Call to intensify tension with Lib Dem partners
6th September 2010: The on-going tension with the Lib Dem partners over the issue of immigration is expected to intensify further, with Tory Immigration Minister Damian Green calling for a massive crackdown on the number of students’ visas given to foreigners.
His call is expected to revoke a sharp reaction from Lib Dem Business Secretary Vince Cable. He had caused a flutter during David Cameron’s trip to India by expressing views against the cap, which he believed would harm trade links.
Already, Deputy Prime Minister Nick Clegg has dismissed plans of introducing a cap on non-EU immigrants by asserting people want a generous immigration system.
Even as Prime Minister David Cameron has all along been insisting that introducing a cap on non-EU immigrants is vital, the Deputy Prime Minister only recently reopened a Coalition fissure by making himself clear on the issue.

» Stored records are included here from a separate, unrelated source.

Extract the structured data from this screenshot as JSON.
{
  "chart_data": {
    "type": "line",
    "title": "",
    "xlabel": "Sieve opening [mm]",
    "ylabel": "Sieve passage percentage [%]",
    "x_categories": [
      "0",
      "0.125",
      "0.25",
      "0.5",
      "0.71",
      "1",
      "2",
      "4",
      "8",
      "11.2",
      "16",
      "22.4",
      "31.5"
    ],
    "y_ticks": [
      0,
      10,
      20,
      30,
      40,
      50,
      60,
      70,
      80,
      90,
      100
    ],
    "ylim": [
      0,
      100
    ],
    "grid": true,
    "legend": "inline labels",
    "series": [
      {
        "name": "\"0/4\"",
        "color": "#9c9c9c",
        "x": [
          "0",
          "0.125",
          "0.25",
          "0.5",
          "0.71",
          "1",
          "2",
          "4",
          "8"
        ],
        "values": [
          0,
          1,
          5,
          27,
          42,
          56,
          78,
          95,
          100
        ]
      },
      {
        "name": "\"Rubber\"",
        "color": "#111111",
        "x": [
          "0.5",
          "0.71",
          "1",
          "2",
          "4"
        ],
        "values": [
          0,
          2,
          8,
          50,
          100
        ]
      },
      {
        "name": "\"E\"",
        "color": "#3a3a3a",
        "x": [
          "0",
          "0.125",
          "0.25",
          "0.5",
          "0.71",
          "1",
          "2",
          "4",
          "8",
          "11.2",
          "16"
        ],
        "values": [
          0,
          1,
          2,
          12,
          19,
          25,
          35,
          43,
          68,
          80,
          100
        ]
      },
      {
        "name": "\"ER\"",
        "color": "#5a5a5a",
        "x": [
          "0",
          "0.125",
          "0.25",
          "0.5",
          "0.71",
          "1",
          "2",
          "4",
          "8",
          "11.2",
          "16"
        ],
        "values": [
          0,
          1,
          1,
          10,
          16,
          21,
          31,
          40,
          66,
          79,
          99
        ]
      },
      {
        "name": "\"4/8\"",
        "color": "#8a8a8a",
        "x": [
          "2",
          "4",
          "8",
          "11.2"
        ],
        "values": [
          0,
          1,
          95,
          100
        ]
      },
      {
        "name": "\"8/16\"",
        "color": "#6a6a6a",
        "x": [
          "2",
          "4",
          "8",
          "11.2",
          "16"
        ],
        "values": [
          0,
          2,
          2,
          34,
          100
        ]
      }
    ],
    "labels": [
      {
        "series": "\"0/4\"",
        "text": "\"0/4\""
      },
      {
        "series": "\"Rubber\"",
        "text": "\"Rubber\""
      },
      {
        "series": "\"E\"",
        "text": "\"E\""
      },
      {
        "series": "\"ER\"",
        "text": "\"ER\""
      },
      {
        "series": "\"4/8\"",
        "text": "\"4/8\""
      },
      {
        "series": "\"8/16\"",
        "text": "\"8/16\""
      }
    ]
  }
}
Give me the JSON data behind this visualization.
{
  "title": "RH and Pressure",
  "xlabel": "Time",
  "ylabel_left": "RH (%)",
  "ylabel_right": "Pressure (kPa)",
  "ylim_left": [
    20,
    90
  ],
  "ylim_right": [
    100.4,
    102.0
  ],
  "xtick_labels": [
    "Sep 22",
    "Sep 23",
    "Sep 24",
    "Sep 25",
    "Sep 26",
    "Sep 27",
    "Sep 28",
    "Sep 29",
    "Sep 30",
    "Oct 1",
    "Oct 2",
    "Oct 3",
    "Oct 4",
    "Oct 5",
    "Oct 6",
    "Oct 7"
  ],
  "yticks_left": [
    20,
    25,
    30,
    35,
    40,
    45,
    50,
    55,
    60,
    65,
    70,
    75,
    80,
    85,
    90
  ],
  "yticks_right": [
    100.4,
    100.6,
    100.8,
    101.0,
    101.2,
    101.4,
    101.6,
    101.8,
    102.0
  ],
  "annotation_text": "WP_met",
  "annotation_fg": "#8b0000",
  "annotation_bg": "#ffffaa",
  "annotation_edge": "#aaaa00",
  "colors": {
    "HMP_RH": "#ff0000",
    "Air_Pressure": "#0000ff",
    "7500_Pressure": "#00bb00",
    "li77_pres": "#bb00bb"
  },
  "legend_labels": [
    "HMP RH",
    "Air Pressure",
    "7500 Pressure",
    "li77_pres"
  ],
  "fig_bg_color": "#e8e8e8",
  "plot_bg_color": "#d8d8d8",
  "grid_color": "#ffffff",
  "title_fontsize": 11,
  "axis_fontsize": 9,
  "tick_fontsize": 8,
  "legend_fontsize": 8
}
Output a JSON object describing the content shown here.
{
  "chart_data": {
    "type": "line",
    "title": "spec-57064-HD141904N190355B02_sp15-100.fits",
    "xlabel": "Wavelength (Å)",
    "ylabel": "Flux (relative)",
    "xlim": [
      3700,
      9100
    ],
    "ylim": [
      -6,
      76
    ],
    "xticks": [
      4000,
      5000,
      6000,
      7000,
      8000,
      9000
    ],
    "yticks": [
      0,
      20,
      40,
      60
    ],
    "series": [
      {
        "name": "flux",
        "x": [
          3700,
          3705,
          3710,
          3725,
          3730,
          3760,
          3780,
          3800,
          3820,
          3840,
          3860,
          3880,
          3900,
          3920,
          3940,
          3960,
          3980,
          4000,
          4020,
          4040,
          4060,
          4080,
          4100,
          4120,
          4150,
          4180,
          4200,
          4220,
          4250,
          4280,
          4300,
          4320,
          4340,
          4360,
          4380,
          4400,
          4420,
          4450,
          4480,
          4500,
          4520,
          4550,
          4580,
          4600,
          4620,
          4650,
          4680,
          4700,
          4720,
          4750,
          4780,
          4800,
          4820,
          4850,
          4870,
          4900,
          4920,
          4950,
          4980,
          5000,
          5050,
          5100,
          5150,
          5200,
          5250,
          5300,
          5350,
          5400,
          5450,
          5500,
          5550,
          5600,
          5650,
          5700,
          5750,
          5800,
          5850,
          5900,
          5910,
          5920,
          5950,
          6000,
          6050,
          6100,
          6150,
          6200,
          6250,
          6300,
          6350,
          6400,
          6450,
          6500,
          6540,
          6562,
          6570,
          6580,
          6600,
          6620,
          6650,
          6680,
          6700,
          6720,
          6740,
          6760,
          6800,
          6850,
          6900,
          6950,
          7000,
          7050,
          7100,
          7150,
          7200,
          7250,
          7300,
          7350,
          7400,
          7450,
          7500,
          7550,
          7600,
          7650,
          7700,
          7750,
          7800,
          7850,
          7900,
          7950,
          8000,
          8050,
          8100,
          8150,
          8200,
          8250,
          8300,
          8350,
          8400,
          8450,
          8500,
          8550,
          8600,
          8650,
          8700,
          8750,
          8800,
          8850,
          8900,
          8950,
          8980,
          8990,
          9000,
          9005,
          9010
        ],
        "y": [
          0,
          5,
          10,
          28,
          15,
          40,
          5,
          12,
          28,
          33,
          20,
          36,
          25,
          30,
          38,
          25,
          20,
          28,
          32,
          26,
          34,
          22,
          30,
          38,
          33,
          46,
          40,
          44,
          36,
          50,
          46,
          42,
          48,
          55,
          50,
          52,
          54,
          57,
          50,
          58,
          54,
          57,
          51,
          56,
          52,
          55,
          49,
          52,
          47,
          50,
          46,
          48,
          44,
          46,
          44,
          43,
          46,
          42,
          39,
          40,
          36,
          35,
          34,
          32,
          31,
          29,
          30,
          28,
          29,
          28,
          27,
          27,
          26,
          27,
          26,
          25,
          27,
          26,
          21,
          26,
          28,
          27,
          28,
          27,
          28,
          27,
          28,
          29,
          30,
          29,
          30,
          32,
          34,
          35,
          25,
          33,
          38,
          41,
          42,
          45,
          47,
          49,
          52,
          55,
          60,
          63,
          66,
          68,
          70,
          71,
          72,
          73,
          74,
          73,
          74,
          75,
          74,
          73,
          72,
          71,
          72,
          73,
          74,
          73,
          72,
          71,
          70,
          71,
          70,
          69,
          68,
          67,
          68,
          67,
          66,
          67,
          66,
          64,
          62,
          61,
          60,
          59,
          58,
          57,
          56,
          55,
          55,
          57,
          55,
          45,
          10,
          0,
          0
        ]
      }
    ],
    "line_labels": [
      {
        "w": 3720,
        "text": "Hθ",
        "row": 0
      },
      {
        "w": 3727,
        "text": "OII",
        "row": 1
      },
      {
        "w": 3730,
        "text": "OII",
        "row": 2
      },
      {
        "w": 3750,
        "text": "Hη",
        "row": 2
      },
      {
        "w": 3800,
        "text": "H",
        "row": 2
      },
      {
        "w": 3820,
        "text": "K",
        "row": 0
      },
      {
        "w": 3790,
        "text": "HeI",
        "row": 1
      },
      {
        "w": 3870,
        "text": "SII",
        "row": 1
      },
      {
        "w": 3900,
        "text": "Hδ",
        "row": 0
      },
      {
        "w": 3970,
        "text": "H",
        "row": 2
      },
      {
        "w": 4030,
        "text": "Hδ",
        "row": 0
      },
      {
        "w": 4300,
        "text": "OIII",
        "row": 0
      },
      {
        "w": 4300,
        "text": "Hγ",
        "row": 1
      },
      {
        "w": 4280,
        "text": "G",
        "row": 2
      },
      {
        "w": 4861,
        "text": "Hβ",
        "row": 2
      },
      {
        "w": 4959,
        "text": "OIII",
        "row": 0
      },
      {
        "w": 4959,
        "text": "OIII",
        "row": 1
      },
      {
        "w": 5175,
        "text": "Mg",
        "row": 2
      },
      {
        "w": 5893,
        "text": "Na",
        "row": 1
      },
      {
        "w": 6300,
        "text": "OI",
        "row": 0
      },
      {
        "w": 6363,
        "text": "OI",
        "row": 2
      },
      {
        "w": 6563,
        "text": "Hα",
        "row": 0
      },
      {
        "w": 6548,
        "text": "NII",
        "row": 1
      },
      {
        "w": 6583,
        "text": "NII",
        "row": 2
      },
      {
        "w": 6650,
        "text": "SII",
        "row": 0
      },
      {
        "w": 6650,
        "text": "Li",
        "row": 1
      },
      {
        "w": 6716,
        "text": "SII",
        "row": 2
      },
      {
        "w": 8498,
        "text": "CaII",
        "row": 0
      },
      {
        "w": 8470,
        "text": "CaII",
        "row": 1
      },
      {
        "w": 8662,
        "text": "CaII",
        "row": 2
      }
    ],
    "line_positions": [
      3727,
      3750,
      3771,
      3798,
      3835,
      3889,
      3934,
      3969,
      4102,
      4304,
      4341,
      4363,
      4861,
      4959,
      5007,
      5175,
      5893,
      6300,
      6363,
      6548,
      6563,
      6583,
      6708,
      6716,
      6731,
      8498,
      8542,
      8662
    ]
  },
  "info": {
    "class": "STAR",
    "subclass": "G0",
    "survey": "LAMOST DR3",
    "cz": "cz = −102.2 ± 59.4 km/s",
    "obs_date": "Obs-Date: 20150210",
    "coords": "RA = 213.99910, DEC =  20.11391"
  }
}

Agreeing on the need to be ‘tough on numbers’, Clegg made it clear much more important was to ensure immigration system has people’s confidence, people’s trust and people were coming in for the right reasons.
Amidst all the tension on the issue, Green has made it clear that his main target will be student visas.
Green has asserted it was abundantly clear he must cut down on the numbers permitted to enter and stay in every category of immigration controls, particularly the students.
The assertion follows a Home Office report showing over a fifth of overseas visitors, in the UK to study five years ago, are still here; and an increasing number of them were changing their immigration status by procuring work permits or marrying to remain in Britain indefinitely.
Green is expected to take support from the research findings to call for “across-the-board” cuts to immigrant numbers.
Green has already asserted: ‘We have already placed a temporary limit on non-EU nationals coming to the UK to work and are looking at how we can tighten up the Student Tier of the Points Based System to ensure that every student who comes to the UK is genuine.’
The assertion had come soon after the release of the latest annual and quarterly national statistics on immigration in the United Kingdom.
The figures resulted in Green reiterating: ‘These statistics show why we must tighten our immigration system in order to reduce net migration to manageable levels.
‘While it is important that we attract the brightest and the best to ensure strong economic growth, uncontrolled migration places unacceptable pressure on public services.
‘The government is committed to reducing the level of net migration over the course of this Parliament to the levels of the 1990s — tens of thousands each year, not hundreds of thousands’.